Все было принципиально бедно, «демократично» и почти примитивно, но очень пафосно и агитационно. На сцене громоздились кубы, обтянутые холстом, выкрашенные в бледную серебристо-голубую краску, лучеобразно, от пола до колосников, были протянуты веревки, висел кусок жести, два круга — золотой и красный — вот и вся убогая обстановка спектакля «Зори». Актеры выступали в холщовых костюмах (тоже окрашенных серебристо-голубой краской), говорили простуженными и хриплыми голосами, жестикулировали, стоя на высоких кубах, подражая ораторам на митингах. А на сцене говорились слова о предателях и революции, о боевых отрядах и вождях. А однажды, прямо во время спектакля, была зачитана реальная телеграмма с Крымского фронта о взятии Перекопа. Все ту же линию вела и «Мистерия-буфф»: все тот же агитационный пафос, все та же схема — холодная и рациональная. Любопытно, что сохранившиеся отзывы о «революционных спектаклях» Мейерхольда, адресованных революционному новому зрителю, запечатлели весьма трагическую картину — новый зритель не принял этих спектаклей, сказав прямо, что «мы видим, как красивое здесь топчут ногами». «Красивое» — таким в представлении простого демократического зрителя должны были бы быть театр и спектакль. Зрители не хотели видеть театр местом для общественных собраний. Им гораздо ближе был театр в старом понимании его — как «храм искусства». Для контраста (и подтверждения наших выводов) приведем воспоминания К. С. Станиславского о «новом зрителе»: «Грянула Октябрьская революция. Спектакли были объявлены бесплатными, билеты в продолжение полутора лет не продавались, а рассылались по учреждениям и фабрикам, и мы встретились лицом к лицу, сразу, по выходе декрета, с совершенно новыми для нас зрителями, из которых многие, быть может большинство, не знали не только нашего, но и вообще никакого театра. Вчера наполняла театр смешанная публика, среди которой была и интеллигенция, сегодня перед нами — совершенно новая аудитория, к которой мы не знали, как подступиться. И она не знала, как подойти к нам и как жить с нами вместе в театре. Конечно, первое время режим и атмосфера театра сразу изменились. Пришлось начать с самого начала, учить первобытного в отношении искусства зрителя сидеть тихо, не разговаривать, садиться вовремя, не курить, не грызть орехов, снимать шляпы, не приносить закусок и не есть их в зрительном зале.

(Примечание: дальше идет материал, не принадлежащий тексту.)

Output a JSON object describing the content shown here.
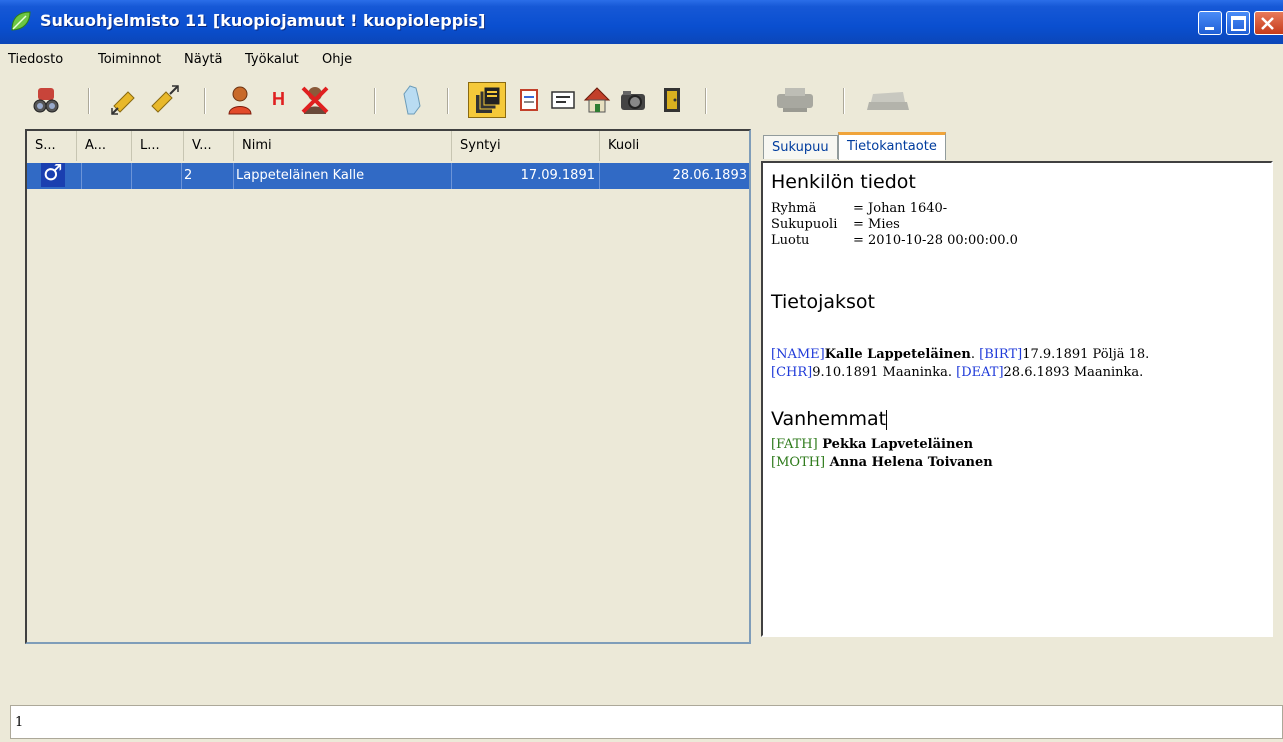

Первое время было трудно, и дважды или трижды доходило до того, что я, по окончании акта, настроение которого сорвала присутствующая толпа еще не воспитавшихся зрителей, принужден был отдергивать занавес и обращаться к присутствующим с воззванием от имени артистов, поставленных в безвыходное положение. Однажды я не мог сдержать себя и говорил более резко, чем следовало бы»
. После этих случаев, как продолжает Станиславский, поведение зрителей резко изменилось — они уже не грызли орехов, не ели закусок и т. д., и когда Станиславский проходил по коридорам театра, то шустрые мальчишки шныряли вперед и предупреждали: «Он идет!» «Все поспешно снимали свои шляпы, повинуясь обычаям Дома Искусства, которое являлось здесь главным хозяином». Мы видим, сколь различны были изначальные установки: в Художественном театре заставили зрители соблюдать установленную строгую театральную обрядность, указав «первобытной публике», что хозяин здесь его величество искусство, а у Мейерхольда, напротив, сняли все обычные запреты, полагая, что такая демократизация должна соответствовать духу революционной эпохи. Но получилось все с точностью наоборот. Мейерхольд это понял — он меняет стиль в своем театре.